We don’t really care about the business model as long as they are a quality firm.

Advisers are free to choose from any combination of the above. 

In all, 1,700 or so advisers have a relationship with Benchmark, with 70 of those employed by the company. The business that employs advisers directly was called Aspect8, before rebranding to Benchmark Financial Planning earlier this year.

But such a menu of options may cause advisers considering working with the firm to ponder: is there a grand plan behind it all?

What's the big idea? 

Dymott says: “Our aim is to be a turnkey solution for financial planners. It doesn’t matter to us if it is an exit, or a start-up or a firm looking to grow, we want to work with them all.

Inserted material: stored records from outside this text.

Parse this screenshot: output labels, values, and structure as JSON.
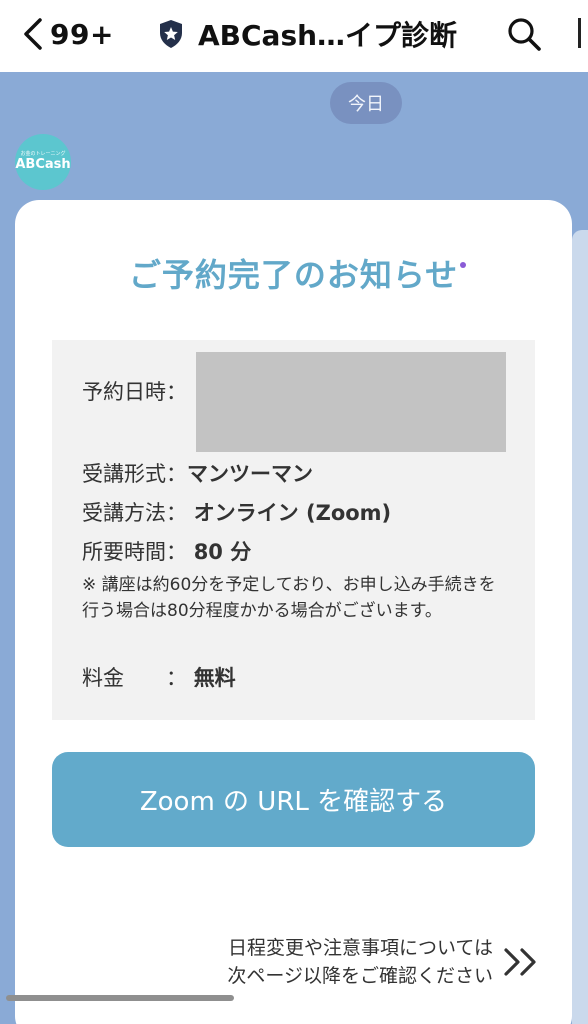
{
  "header": {
    "back_count": "99+",
    "title": "ABCash…イプ診断",
    "back_icon": "chevron-left-icon",
    "badge_icon": "shield-star-icon",
    "search_icon": "search-icon"
  },
  "chat": {
    "date_label": "今日",
    "avatar": {
      "logo": "ABCash",
      "tagline": "お金のトレーニング"
    }
  },
  "message": {
    "title": "ご予約完了のお知らせ",
    "details": {
      "datetime_label": "予約日時：",
      "format_label": "受講形式：",
      "format_value": "マンツーマン",
      "method_label": "受講方法：",
      "method_value": "オンライン (Zoom)",
      "duration_label": "所要時間：",
      "duration_value": "80 分",
      "note": "※ 講座は約60分を予定しており、お申し込み手続きを行う場合は80分程度かかる場合がございます。",
      "fee_label": "料金　　：",
      "fee_value": "無料"
    },
    "button_label": "Zoom の URL を確認する",
    "footer_line1": "日程変更や注意事項については",
    "footer_line2": "次ページ以降をご確認ください",
    "next_icon": "double-chevron-right-icon"
  },
  "colors": {
    "chat_background": "#8aaad6",
    "accent": "#62a8c9",
    "button": "#62aacb",
    "date_chip": "#7991c0",
    "avatar": "#5cc6cf"
  }
}
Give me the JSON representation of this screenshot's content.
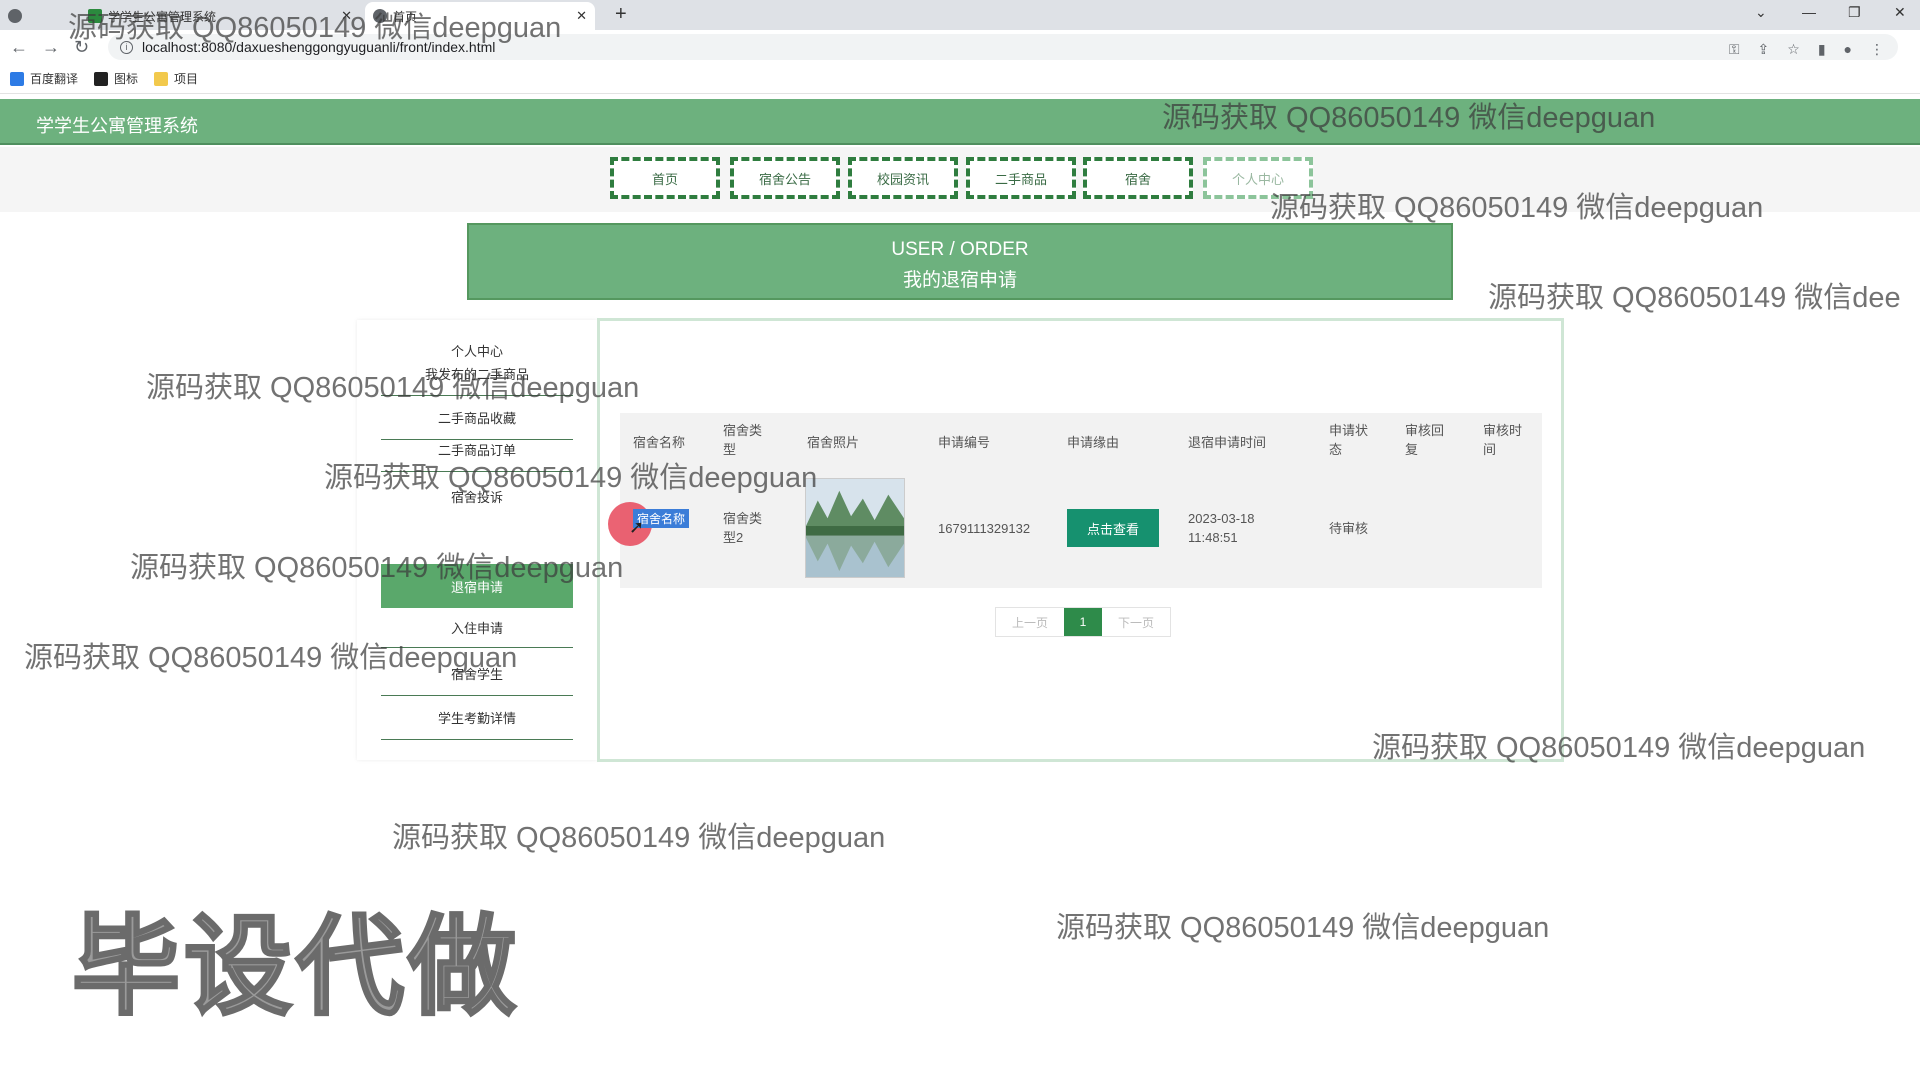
{
  "browser": {
    "tabs": [
      {
        "title": "",
        "active": false
      },
      {
        "title": "学学生公寓管理系统",
        "active": false
      },
      {
        "title": "首页",
        "active": true
      }
    ],
    "new_tab": "+",
    "url": "localhost:8080/daxueshenggongyuguanli/front/index.html",
    "bookmarks": [
      "百度翻译",
      "图标",
      "项目"
    ]
  },
  "site": {
    "title": "学学生公寓管理系统",
    "accent_color": "#6db17e"
  },
  "nav": {
    "items": [
      "首页",
      "宿舍公告",
      "校园资讯",
      "二手商品",
      "宿舍",
      "个人中心"
    ],
    "active": "个人中心"
  },
  "banner": {
    "en": "USER / ORDER",
    "cn": "我的退宿申请"
  },
  "sidebar": {
    "heading": "个人中心",
    "items": [
      "我发布的二手商品",
      "二手商品收藏",
      "二手商品订单",
      "宿舍投诉",
      "退宿申请",
      "入住申请",
      "宿舍学生",
      "学生考勤详情"
    ],
    "active": "退宿申请"
  },
  "table": {
    "headers": [
      "宿舍名称",
      "宿舍类型",
      "宿舍照片",
      "申请编号",
      "申请缘由",
      "退宿申请时间",
      "申请状态",
      "审核回复",
      "审核时间"
    ],
    "rows": [
      {
        "name": "宿舍名称",
        "type": "宿舍类型2",
        "photo": "landscape-photo",
        "code": "1679111329132",
        "reason_button": "点击查看",
        "time": "2023-03-18 11:48:51",
        "status": "待审核",
        "reply": "",
        "audit_time": ""
      }
    ]
  },
  "pagination": {
    "prev": "上一页",
    "current": "1",
    "next": "下一页"
  },
  "watermarks": {
    "text": "源码获取 QQ86050149 微信deepguan",
    "cut_text": "源码获取 QQ86050149 微信dee",
    "big": "毕设代做"
  }
}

Whether they want tech, or regulation, or investment management, that’s all fine. And we don’t really care about the business model as long as they are a quality firm.”

Benchmark acquired one advice firm and took a stake in another in November, and Dymott says both of those deals followed the pattern he deploys when investing in advice firms, as both firms have owners looking to retire. 

We think we can increase productivity for advisers.

He says the firms they acquire are typically part of a pipeline of firms “where the owner doesn’t want to retire now, but maybe wants to have a plan for when they retire in three to five years, and a plan where they know the staff and the clients are looked after.

"That’s probably our USP, and differs from maybe the more typical consolidator model. Consolidators are probably more short term in their thinking, their aim is to sell it on in a few years. ” 

Dymott joined the firm in February 2021, and says the other focus of his acquisition strategy has been to “broaden our geographical reach – we weren’t well enough represented in the Midlands, and have tried to address that with some of the deals we have done this year.”